初田ハートクリニックの法度

「人間観察が趣味なもので」

「変な趣味ですね」

 初田は笑って白衣のポケットに手を突っ込む。

「お礼にあげられるものがこれくらいしかないけど」

 ネルが気に入っているから買い置きしている、イチゴ味の飴だ。

 それを渡すと、東堂はなぜかお腹を抱えて笑い出した。

 養護教諭も笑っている。
 
「これ、きのう根津美からもらった」

「私もよくネルさんからもらいます。
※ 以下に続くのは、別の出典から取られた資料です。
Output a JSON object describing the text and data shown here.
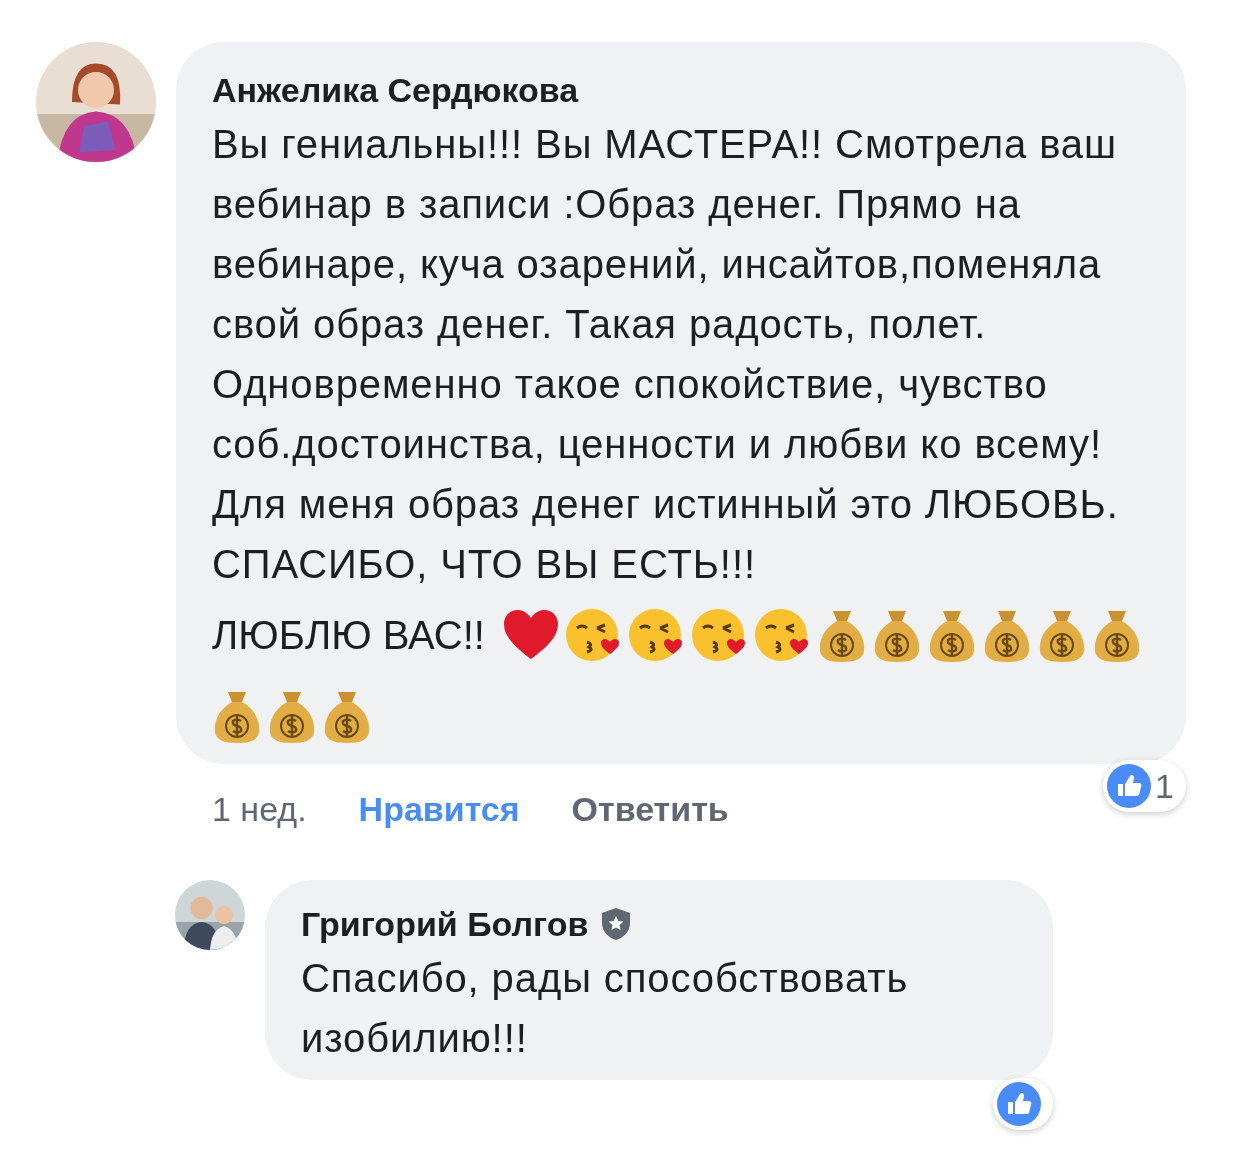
{
  "comment": {
    "author": "Анжелика Сердюкова",
    "text": "Вы гениальны!!! Вы МАСТЕРА!! Смотрела ваш вебинар в записи :Образ денег. Прямо на вебинаре, куча  озарений, инсайтов,поменяла свой образ денег. Такая радость, полет. Одновременно такое спокойствие, чувство соб.достоинства, ценности и любви ко всему! Для меня образ денег истинный это ЛЮБОВЬ. СПАСИБО, ЧТО ВЫ ЕСТЬ!!!",
    "last_line": "ЛЮБЛЮ ВАС!!",
    "emojis": [
      {
        "kind": "heart"
      },
      {
        "kind": "kiss"
      },
      {
        "kind": "kiss"
      },
      {
        "kind": "kiss"
      },
      {
        "kind": "kiss"
      },
      {
        "kind": "money"
      },
      {
        "kind": "money"
      },
      {
        "kind": "money"
      },
      {
        "kind": "money"
      },
      {
        "kind": "money"
      },
      {
        "kind": "money"
      },
      {
        "kind": "money"
      },
      {
        "kind": "money"
      },
      {
        "kind": "money"
      }
    ],
    "time": "1 нед.",
    "like_label": "Нравится",
    "liked": true,
    "reply_label": "Ответить",
    "reaction_count": "1"
  },
  "reply": {
    "author": "Григорий Болгов",
    "moderator": true,
    "text": "Спасибо, рады способствовать изобилию!!!"
  }
}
兄妹そろって同じことをするものだから、おかしくって」

 知らないうちにネルと同じことをしていたらしい。

 遠縁だから血のつながりは薄いはずなのに、いつの間にか行動パターンが似てくるなんて面白いこともあるものだ。

 初田もなんだか笑ってしまった。


 後日、東堂と花森がクラスメートに話してまわってくれたようで、ネルはこれ以降嫌がらせなどをうけることなく高校を卒業することができた。
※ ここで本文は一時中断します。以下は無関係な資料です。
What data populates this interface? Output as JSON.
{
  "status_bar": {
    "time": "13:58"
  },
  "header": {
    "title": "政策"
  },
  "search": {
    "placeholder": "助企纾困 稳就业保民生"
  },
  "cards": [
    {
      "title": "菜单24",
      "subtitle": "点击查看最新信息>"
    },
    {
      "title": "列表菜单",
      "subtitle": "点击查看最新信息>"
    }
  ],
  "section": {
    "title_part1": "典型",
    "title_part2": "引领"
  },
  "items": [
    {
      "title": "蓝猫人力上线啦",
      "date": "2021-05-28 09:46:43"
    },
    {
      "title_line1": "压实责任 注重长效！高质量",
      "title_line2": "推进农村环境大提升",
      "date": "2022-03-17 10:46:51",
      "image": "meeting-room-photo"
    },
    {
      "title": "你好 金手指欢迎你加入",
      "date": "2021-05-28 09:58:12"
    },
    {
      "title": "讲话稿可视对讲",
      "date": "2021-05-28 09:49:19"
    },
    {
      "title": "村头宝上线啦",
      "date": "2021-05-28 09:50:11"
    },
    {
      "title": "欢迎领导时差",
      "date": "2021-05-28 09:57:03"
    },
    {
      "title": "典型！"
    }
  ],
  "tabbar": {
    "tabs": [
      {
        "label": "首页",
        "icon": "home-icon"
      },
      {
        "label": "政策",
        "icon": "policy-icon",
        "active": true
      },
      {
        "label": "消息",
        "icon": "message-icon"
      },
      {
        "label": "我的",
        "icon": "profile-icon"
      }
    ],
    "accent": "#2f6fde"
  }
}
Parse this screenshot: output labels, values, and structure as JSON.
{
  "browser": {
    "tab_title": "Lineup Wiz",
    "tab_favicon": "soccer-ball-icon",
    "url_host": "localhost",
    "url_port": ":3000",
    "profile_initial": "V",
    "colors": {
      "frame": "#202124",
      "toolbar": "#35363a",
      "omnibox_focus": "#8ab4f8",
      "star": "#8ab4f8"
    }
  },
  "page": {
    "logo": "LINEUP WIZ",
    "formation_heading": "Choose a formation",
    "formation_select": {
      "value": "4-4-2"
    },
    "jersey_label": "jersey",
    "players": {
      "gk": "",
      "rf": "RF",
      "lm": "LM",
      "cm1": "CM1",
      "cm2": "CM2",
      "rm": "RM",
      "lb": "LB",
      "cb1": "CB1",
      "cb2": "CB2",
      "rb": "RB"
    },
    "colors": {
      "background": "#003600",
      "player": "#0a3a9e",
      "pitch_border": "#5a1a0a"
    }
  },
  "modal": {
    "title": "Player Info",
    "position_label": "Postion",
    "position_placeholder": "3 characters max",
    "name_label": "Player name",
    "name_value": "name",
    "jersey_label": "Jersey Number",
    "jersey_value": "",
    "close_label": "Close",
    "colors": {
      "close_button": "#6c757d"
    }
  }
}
 友子も「ネルが卒業できてよかった」と、ハンカチを五枚も濡らして喜んだ。

 高校卒業後はマンションから通えるところにある医療事務の専門学校を出て、希望通り医療事務の試験に合格した。

 初田も五年の後期研修を終えて、自分のクリニックを開く準備が整った。

 開業の前日。

 かねてからの宣言通り、白兎が壁掛けの時計を持ってお祝いに駆けつけた。

 友子と初音、そして初田の唯一の友人も来てくれて、みんなでお茶会を開く。

 こうして、初田とネル二人三脚で営む初田ハートクリニックが開業した。